Another effective method of using essential oils is by applying them topically on the various parts of the body. This can be done ‘neat’ (full strength) or diluted with a carrier oil. Here are some guidelines for topical application:
When applying oils topically, a great place to put them is on the bottom of the feet where the largest pores of the body reside. This aids in quick absorption (and will actually have the oil completely through the body within just a couple of minutes).
When applying oils topically to infants and young children, dilute them with a carrier oil in a ratio of approximately 1-3 drops of essential oil per 1 tablespoon carrier oil.
It’s better to layer oils than to blend your own together (thus altering the chemical properties). To layer, rub one oil at a time into the skin, waiting only seconds in between applications (as oils absorb quickly into the skin).
Use the oils in massage or reflexology.
Take a bath by adding a few drops of oil to the bathwater (which is also a very aromatic experience as well).
Add the oils to personal hygiene products such as shower gel, lotion, body sprays, etc.
A third way to use essential oils is by taking them internally. First, a note of caution: Make sure for internal use that the oils you’re using are certified pure, therapeutic grade oil. Other essential oils may not be safe to ingest. (The FDA has given a GRAS (Generally Recognized As Safe for human consumption) rating to some essential oils, although many oil companies state on their bottles that they are not safe to take internally (often because of the added chemicals and processing).

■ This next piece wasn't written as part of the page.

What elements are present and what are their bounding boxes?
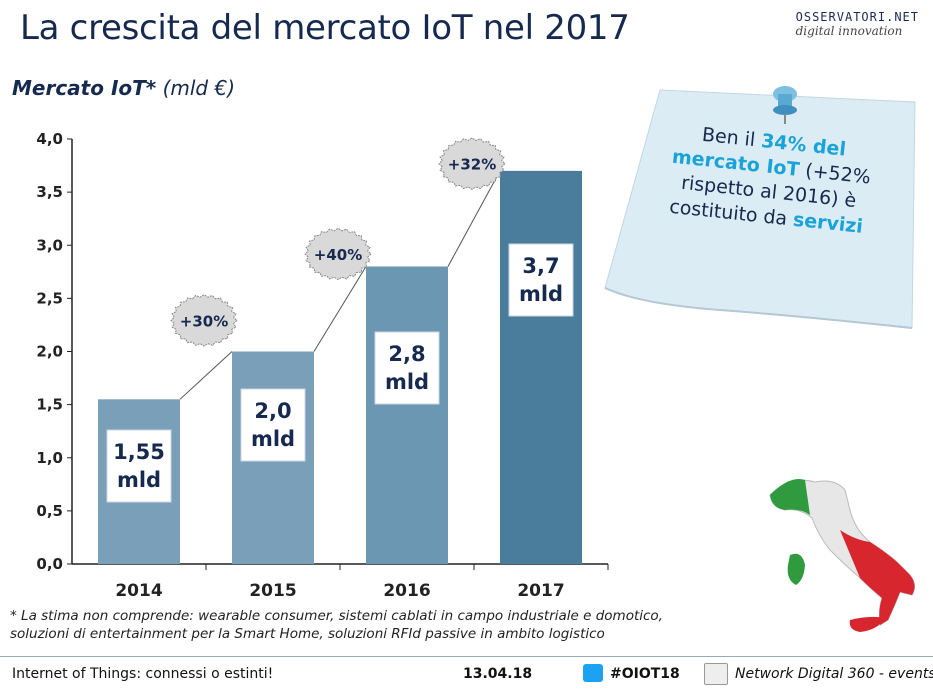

In order to ingest an essential oil internally, you can do several things:
Take a few drops under the tongue. This route is a quick way to get essential oils into your blood stream.
In a capsule. You can buy empty capsules to fill with your own essential oils. Note, though, that prefilling capsules will often result in ‘melting’, so you need to fill them as you use them.
Add to water or other drink (they’re great in smoothies).
Use in cooking. Just remember two things when cooking with essential oils: First, they will lose their therapeutic properties if heated too high (add them in at the very end if you’re cooking something hot). And second, a little bit goes a long ways. You often only need a drop or two, sometimes less.
Through Vaginal insertion via a vaginal syringe or by allowing a tampon to soak up the oil and then inserting it. Dilute the oils in 2-3 teaspoons of carrier oil (such as fractionated coconut oil) first.
Through rectal insertion via a rectal syringe or by placing the oil in a capsule and inserting them in the area.
Each condition you’re trying to treat will generally have a preferred method of application, but many of them overlap. Once you have enough experience with essential oils, the methods and best uses will become second nature to you. If you’re uncertain of a particular application, do a bit of research beforehand.